Despite recent reforms, Burma was again listed as one of the most corrupt countries in the world in a survey by Transparency International (TI) on Wednesday, which ranked it as the 5th-worst country in terms of public sector corruption among 176 nations. TI said reforms had not improved Burma’s ranking, as new anti-corruption measures remain tentative and their impact has yet to show up in its research.
TI’s Corruption Perception Index 2012 placed Burma at 172, just above Sudan, Afghanistan, North Korea and Somalia—all of which are either war-torn or deeply isolated countries. Burma’s neighbor Laos fared only somewhat better, ranking 160th, while Thailand came in at 88.
With an index score of 15 Burma was far below the score of 50 at which public institutions are considered transparent. In Southeast Asia, only Singapore and Brunei scored higher than 50.
Burma moved up eight places from the 2011 ranking, but TI said this constitutes no significant improvement as seven countries that ranked above Burma last year were dropped in the new index.
“Myanmar is at the very bottom […] which means the public sector is perceived to be extremely corrupt,” said Samantha Grant, Southeast Asia program coordinator at the Berlin-based organization.
Burma has corruption “issues across many public sector institutions,” Grant told The Irrawaddy, adding that TI was only beginning to understand the full depth of these issues as the country opens up.
Burma’s reform process has not impacted the 2012 corruption ranking, she said, as some of the information for the survey was collected two years ago. Grant added that it would also take a while for the new anti-corruption measures to change the perception of public sector corruption among business professionals. Their opinions inform TI’s corruption ranking.
Recent anti-corruption measures include a requirement for ministers and officials appointed by President Thein Sein to declare their financial assets and interests, while the Lower House approved a committee with the power to investigate corruption in the judicial system.
The government has also begun drafting a new Anti-Corruption Law to replace the 1948 Suppression of Corruption Act, according to an announcement by the Home Affairs Ministry in the state-run newspaper The New Light of Myanmar on Nov. 30.
The ministry said bribery persisted in Burma’s public and private sector and called the practice “an unacceptable and unpardonable misconduct.” It appealed to citizens to report corruption anonymously to its head office or to the director-general of the Bureau of Special Investigation.
Grant said TI was encouraged by such steps but urged the government to show the political will to fully implement the Anti-Corruption Law and create strong, independent institutions that could investigate corruption.

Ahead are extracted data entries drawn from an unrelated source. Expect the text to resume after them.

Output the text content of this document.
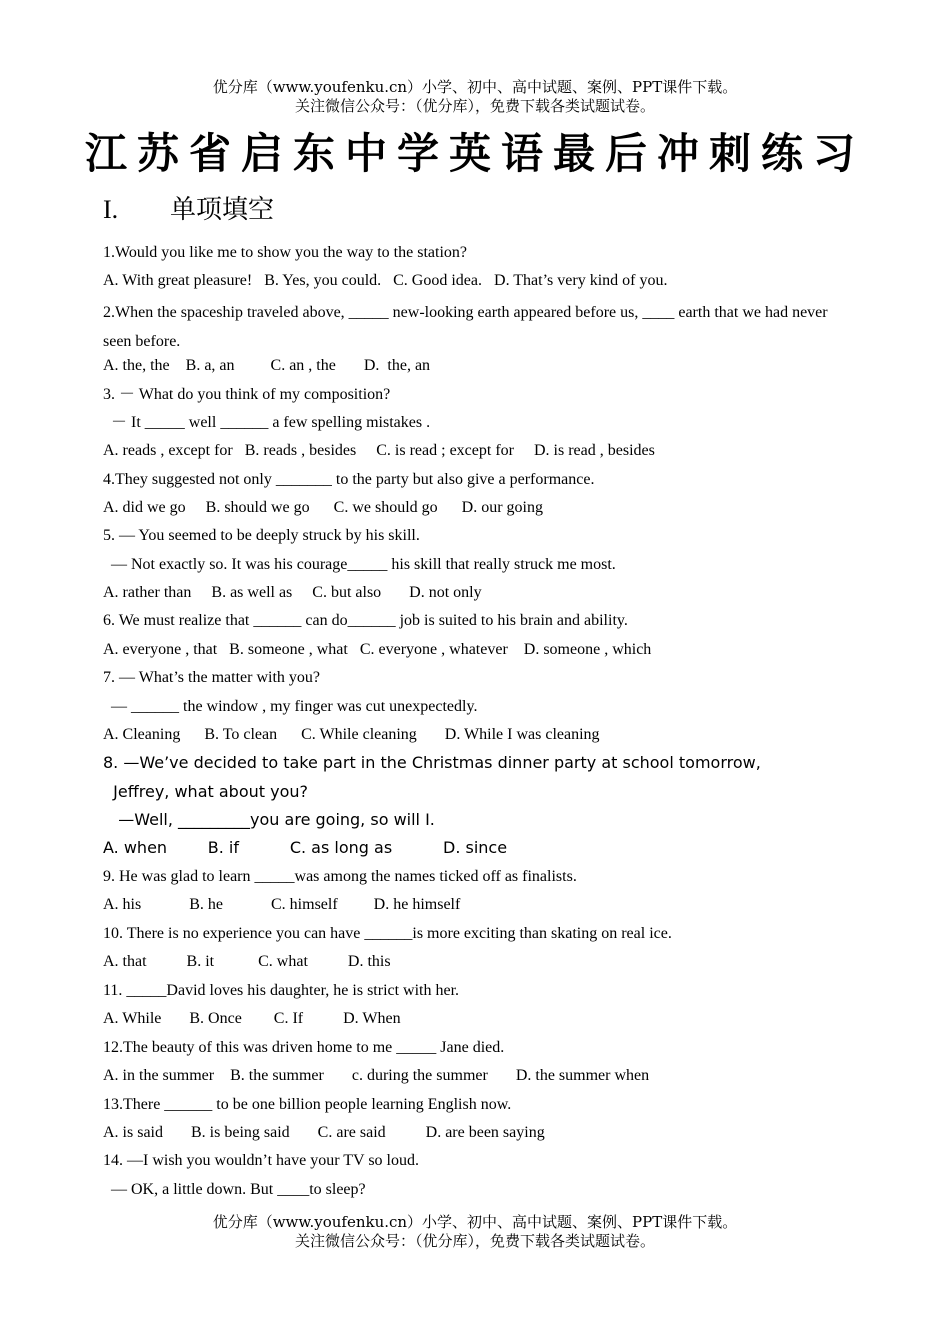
优分库（www.youfenku.cn）小学、初中、高中试题、案例、PPT课件下载。
关注微信公众号：（优分库），免费下载各类试题试卷。
江苏省启东中学英语最后冲刺练习
I. 单项填空
1.Would you like me to show you the way to the station?
A. With great pleasure!   B. Yes, you could.   C. Good idea.   D. That’s very kind of you.
2.When the spaceship traveled above, _____ new-looking earth appeared before us, ____ earth that we had never seen before.
A. the, the    B. a, an         C. an , the       D.  the, an
3. － What do you think of my composition?
－ It _____ well ______ a few spelling mistakes .
A. reads , except for   B. reads , besides     C. is read ; except for     D. is read , besides
4.They suggested not only _______ to the party but also give a performance.
A. did we go     B. should we go      C. we should go      D. our going
5. — You seemed to be deeply struck by his skill.
— Not exactly so. It was his courage_____ his skill that really struck me most.
A. rather than     B. as well as     C. but also       D. not only
6. We must realize that ______ can do______ job is suited to his brain and ability.
A. everyone , that   B. someone , what   C. everyone , whatever    D. someone , which
7. — What’s the matter with you?
— ______ the window , my finger was cut unexpectedly.
A. Cleaning      B. To clean      C. While cleaning       D. While I was cleaning
8. —We’ve decided to take part in the Christmas dinner party at school tomorrow,
Jeffrey, what about you?
—Well, _________you are going, so will I.
A. when        B. if          C. as long as          D. since
9. He was glad to learn _____was among the names ticked off as finalists.
A. his            B. he            C. himself         D. he himself
10. There is no experience you can have ______is more exciting than skating on real ice.
A. that          B. it           C. what          D. this
11. _____David loves his daughter, he is strict with her.
A. While       B. Once        C. If          D. When
12.The beauty of this was driven home to me _____ Jane died.
A. in the summer    B. the summer       c. during the summer       D. the summer when
13.There ______ to be one billion people learning English now.
A. is said       B. is being said       C. are said          D. are been saying
14. —I wish you wouldn’t have your TV so loud.
— OK, a little down. But ____to sleep?
优分库（www.youfenku.cn）小学、初中、高中试题、案例、PPT课件下载。
关注微信公众号：（优分库），免费下载各类试题试卷。
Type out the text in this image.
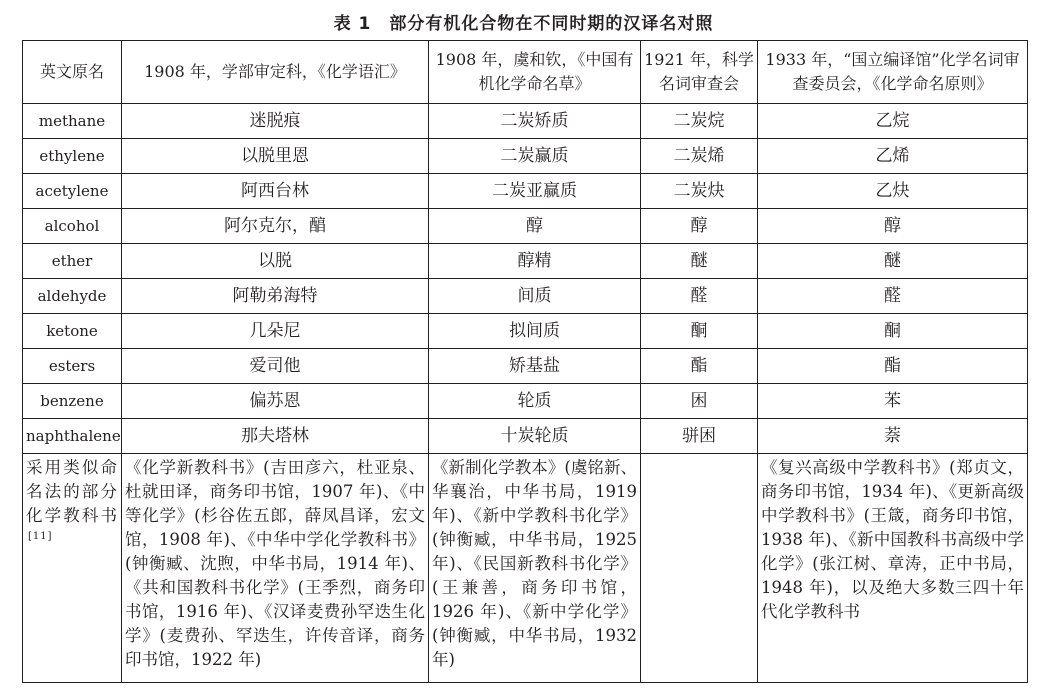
表 1 部分有机化合物在不同时期的汉译名对照
英文原名	1908 年，学部审定科，《化学语汇》	1908 年，虞和钦，《中国有机化学命名草》	1921 年，科学名词审查会	1933 年，“国立编译馆”化学名词审查委员会，《化学命名原则》
methane	迷脱痕	二炭矫质	二炭烷	乙烷
ethylene	以脱里恩	二炭赢质	二炭烯	乙烯
acetylene	阿西台林	二炭亚赢质	二炭炔	乙炔
alcohol	阿尔克尔，醕	醇	醇	醇
ether	以脱	醇精	醚	醚
aldehyde	阿勒弟海特	间质	醛	醛
ketone	几朵尼	拟间质	酮	酮
esters	爱司他	矫基盐	酯	酯
benzene	偏苏恩	轮质	困	苯
naphthalene	那夫塔林	十炭轮质	骈困	萘
采用类似命名法的部分化学教科书[11]	《化学新教科书》(吉田彦六，杜亚泉、杜就田译，商务印书馆，1907 年)、《中等化学》(杉谷佐五郎，薛凤昌译，宏文馆，1908 年)、《中华中学化学教科书》(钟衡臧、沈煦，中华书局，1914 年)、《共和国教科书化学》(王季烈，商务印书馆，1916 年)、《汉译麦费孙罕迭生化学》(麦费孙、罕迭生，许传音译，商务印书馆，1922 年)	《新制化学教本》(虞铭新、华襄治，中华书局，1919 年)、《新中学教科书化学》(钟衡臧，中华书局，1925 年)、《民国新教科书化学》(王兼善，商务印书馆，1926 年)、《新中学化学》(钟衡臧，中华书局，1932 年)		《复兴高级中学教科书》(郑贞文，商务印书馆，1934 年)、《更新高级中学教科书》(王箴，商务印书馆，1938 年)、《新中国教科书高级中学化学》(张江树、章涛，正中书局，1948 年)，以及绝大多数三四十年代化学教科书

The Anti-Corruption Law “is potentially a step in the right direction but whether or not it actually is will depend very much on the quality of the law itself—and on effective implementation,” Grant said, adding that Burma’s Parliament also needs to ratify the UN Convention Against Corruption. She warned that many Southeast Asian have good anti-corruption laws in place that are never fully implemented.
Burma has long been plagued by public sector corruption on all levels, ranging from citizens paying for basic services to massive losses of revenues generated from the exploitation of Burma’s vast natural resources, such as timber, gemstones, oil, coal and gas.

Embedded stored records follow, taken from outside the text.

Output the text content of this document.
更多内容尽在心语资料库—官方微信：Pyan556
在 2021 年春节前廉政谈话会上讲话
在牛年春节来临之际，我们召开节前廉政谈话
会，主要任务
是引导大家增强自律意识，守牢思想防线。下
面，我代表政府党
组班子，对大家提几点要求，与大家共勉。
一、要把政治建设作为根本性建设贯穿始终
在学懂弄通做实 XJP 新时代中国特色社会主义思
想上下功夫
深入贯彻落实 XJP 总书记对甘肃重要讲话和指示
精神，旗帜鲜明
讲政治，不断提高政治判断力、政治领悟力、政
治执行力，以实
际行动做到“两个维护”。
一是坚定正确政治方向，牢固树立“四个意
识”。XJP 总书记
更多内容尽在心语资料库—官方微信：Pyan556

Under the military regime, these revenues were siphoned off by the country’s military, political elite and their cronies, leaving the government unable to provide services and build infrastructure for its impoverished population.
“The exploitation of Burma’s natural resources has been heavily impacted upon by corruption,” said Sean Turnell, an economics professor at Macquarie University in Sydney, Australia. “The bounty these should provide has been hitherto denied to the people of Burma.”
Turnell said, however, that the government’s attitude towards corruption has begun to change.
“I think the current government recognizes the damage that corruption can impose upon their efforts to turn Burma’s economy around,” he said, adding that corruption posed a major stumbling block for Western investors, such oil companies, which are bound by strict anti-corruption rules in their home countries.
According to Turnell, Burma should battle corruption by lifting the numerous restrictions on economic activities that have long been in place as these provide officials with opportunities to demand bribes. “[A]dopt a policy as ‘liberal’ as possible, and remove the means by which corruption can be extracted,” he advised.
The Center for Strategic and International Studies (CSIS), an influential Washington-based think-tank, visited Burma in August and said it observed a sea change in attitudes towards in corruption in the country.
“Business executives say that President Thein Sein seems to have decided not to punish former cronies/proxies, but these corrupt businessmen appear to have lost most of their former privileges as the president has moved to level the playing field […] Ministers feel they cannot have any dealings with cronies out of fear they could face charges of corruption,” a CSIS report said.